Era 2
de noviembre. El frío helado del aire acondicionado penetraba la escaza ropa
que me había traído de Cancún. De reojo miraba las colonias y parajes de la
entrada a la ciudad de San Cristóbal. Los contrastes eran seguidos, casas de bloque
gris cercanas a bancos de arena, montañas, carros, gente. Bajé del autobús,
agarré la mochila, y estaba en una ciudad colonial, indígena y
turística, tal como la había visto en internet.
-¿Dónde
queda el centro? –Pregunté a una señora.
-¿El
centro de qué pues?
-De
la ciudad.
Señaló
con su mano una dirección, le agradecí, me di vuelta y un olor que no podía
identificar se apoderó no solo de mi olfato, sino de todos mis sentidos. Olvidé
por un instante mi afán de llegar al centro, las casas coloniales ya no eran de
colores vivos, sino de adobe desnudo o pintadas de blanco. En las calles no
había carros, sino carretas, asnos y caballos. Justo detrás de mí una multitud
iracunda perseguía a un indígena.
Agárrenlo!
–Gritaban.
Traté
de esconderme pero me fue imposible, la turba pasó tan cerca que creí me iban a
aplastar, pero ni siquiera me vieron. Busqué a la señora que tenía hace unos
segundos al lado pero no estaba. Las campanas de la iglesia sonaban, todo olía
diferente, a boñiga de caballo, a polvo seco, y a muerte. No sé porque me olía
a muerte, si no sabía a qué olía la muerte.
Atemorizado
caminé por las polvorientas calles mirando cada casa, cada persona, tratando de encontrar
una explicación a lo que sucedía. “Es dos de noviembre, día de muertos, todo debe
ser una celebración popular”, me decía tratando de escuchar algo que sonara
familiar, pero todo lo que veía era extrañamente ajeno e irreal.
Legué
a la plaza y la turba había agarrado al indígena y lo tenía amarrado. “Ladrón,
ladrón”, gritaban furiosamente, mientras lo golpeaban y desnudaban,
exhibiéndolo con sevicia.
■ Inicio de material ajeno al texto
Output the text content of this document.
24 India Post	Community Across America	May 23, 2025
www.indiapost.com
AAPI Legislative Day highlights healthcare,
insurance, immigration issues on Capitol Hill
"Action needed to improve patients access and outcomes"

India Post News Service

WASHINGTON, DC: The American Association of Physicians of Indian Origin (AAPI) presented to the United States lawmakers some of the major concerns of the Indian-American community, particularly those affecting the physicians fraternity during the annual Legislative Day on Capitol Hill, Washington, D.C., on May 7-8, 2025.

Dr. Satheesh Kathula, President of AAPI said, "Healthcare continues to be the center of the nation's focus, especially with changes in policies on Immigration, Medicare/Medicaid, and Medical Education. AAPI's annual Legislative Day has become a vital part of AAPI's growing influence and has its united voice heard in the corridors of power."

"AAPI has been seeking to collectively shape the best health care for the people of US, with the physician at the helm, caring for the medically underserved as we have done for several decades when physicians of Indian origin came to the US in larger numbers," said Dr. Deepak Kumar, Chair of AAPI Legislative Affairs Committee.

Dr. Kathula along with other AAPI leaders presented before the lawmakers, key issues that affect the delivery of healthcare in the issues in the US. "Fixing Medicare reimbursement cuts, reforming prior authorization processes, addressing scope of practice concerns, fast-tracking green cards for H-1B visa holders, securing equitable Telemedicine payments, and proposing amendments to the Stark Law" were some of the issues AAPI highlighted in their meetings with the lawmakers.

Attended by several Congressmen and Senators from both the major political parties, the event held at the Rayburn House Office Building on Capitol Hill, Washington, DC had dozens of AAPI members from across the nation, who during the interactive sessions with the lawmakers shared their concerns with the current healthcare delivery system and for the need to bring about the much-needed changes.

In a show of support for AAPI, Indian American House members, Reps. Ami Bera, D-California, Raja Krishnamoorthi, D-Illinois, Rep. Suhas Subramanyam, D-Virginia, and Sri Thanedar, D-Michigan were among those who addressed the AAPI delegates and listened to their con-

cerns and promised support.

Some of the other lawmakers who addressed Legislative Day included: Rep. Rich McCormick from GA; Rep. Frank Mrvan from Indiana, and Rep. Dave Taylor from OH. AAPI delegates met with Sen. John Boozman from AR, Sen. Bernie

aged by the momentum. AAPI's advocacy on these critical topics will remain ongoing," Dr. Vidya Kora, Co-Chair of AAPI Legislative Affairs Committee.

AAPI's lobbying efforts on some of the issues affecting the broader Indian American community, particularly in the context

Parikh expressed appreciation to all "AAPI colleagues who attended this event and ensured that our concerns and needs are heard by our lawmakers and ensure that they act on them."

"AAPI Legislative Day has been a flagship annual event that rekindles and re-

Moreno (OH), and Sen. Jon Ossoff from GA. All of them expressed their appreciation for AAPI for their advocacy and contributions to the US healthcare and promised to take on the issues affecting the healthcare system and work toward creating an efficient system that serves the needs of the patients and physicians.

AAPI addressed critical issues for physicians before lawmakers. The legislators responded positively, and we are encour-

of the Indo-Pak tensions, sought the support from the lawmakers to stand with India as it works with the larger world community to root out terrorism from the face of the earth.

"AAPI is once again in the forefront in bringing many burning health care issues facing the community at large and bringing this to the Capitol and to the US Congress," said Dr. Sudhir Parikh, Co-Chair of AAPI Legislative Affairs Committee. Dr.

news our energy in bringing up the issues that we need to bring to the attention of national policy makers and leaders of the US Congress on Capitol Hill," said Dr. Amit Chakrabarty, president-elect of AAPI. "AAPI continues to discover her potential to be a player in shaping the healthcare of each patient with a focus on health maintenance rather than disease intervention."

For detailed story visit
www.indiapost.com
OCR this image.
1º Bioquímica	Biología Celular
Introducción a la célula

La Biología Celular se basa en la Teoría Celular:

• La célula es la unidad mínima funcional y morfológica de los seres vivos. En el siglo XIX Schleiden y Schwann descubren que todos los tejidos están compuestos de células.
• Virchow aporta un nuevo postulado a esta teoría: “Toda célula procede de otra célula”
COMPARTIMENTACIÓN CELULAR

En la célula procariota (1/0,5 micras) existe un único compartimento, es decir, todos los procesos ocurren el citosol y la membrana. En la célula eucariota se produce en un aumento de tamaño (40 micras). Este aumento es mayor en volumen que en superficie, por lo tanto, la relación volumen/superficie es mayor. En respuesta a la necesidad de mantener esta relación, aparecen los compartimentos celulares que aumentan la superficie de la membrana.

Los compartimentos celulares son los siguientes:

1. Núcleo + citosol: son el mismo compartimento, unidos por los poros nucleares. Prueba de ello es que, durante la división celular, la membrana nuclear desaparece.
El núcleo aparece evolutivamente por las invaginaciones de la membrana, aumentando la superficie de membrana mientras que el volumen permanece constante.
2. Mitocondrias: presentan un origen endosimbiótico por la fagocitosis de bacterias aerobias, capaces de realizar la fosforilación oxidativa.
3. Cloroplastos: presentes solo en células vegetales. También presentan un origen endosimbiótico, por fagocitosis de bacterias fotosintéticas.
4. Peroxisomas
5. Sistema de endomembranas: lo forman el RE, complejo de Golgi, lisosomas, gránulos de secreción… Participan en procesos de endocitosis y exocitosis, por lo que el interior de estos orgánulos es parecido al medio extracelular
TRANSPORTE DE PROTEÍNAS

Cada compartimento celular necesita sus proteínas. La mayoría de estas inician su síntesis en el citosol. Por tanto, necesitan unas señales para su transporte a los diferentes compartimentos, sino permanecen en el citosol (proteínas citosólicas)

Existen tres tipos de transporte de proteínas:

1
Traté de mantenerme aparte, pero mi
indignación explotó:
-“No
más, no más, déjenlo!”- Grité, pero nadie me escuchó, ni siquiera se percataron
que yo estaba ahí, al parecer solo era un testigo mudo, invisible a la
atrocidad que presenciaba.
San
Cristóbal no parecía ese pintoresco retrato que había visto en las páginas de
internet, sino a un polvorín, sucio y con olor a muerte. En ese momento recordé
a mis seres queridos, a quienes no vería nunca más, sino salía de ese limbo
indefinible del tiempo y la memoria en que había caído. Los lugares que
recordaba ya no estaban claros, ni siquiera estaba seguro si ese lugar era
realmente San Cristóbal, o cualquier otro del mundo donde las cosas ya no se
nombraban por lo que eran, sino por lo que se creía de ellas.
Poco
a poco fui desvaneciéndome entre la impotencia, la arena del suelo, el olor a
muerte y las campanas de la iglesia. Los gritos del indígena retumbaban en mis
oídos, el mareo debilitaba mi cuerpo y amenazaba con dejarme caer. Recordé la imagen
de una ciudad, con casas coloridas y turistas sonrientes por sus calles, con
indígenas vendiendo cosas y carteles que recordaban a los 43 que ya no estaban.
“¿Era San Cristóbal?”
Entonces
comprendí que ese lugar no era real, y las imágenes que lo vendían en catálogos
de agencias de viajes solo podían hacerlo con mentiras para atraer a personas
como yo, personas sin ningún interés en aceptar que el olor a muerte no solo es
algo conocido, sino es el propio olor y no se quita nunca.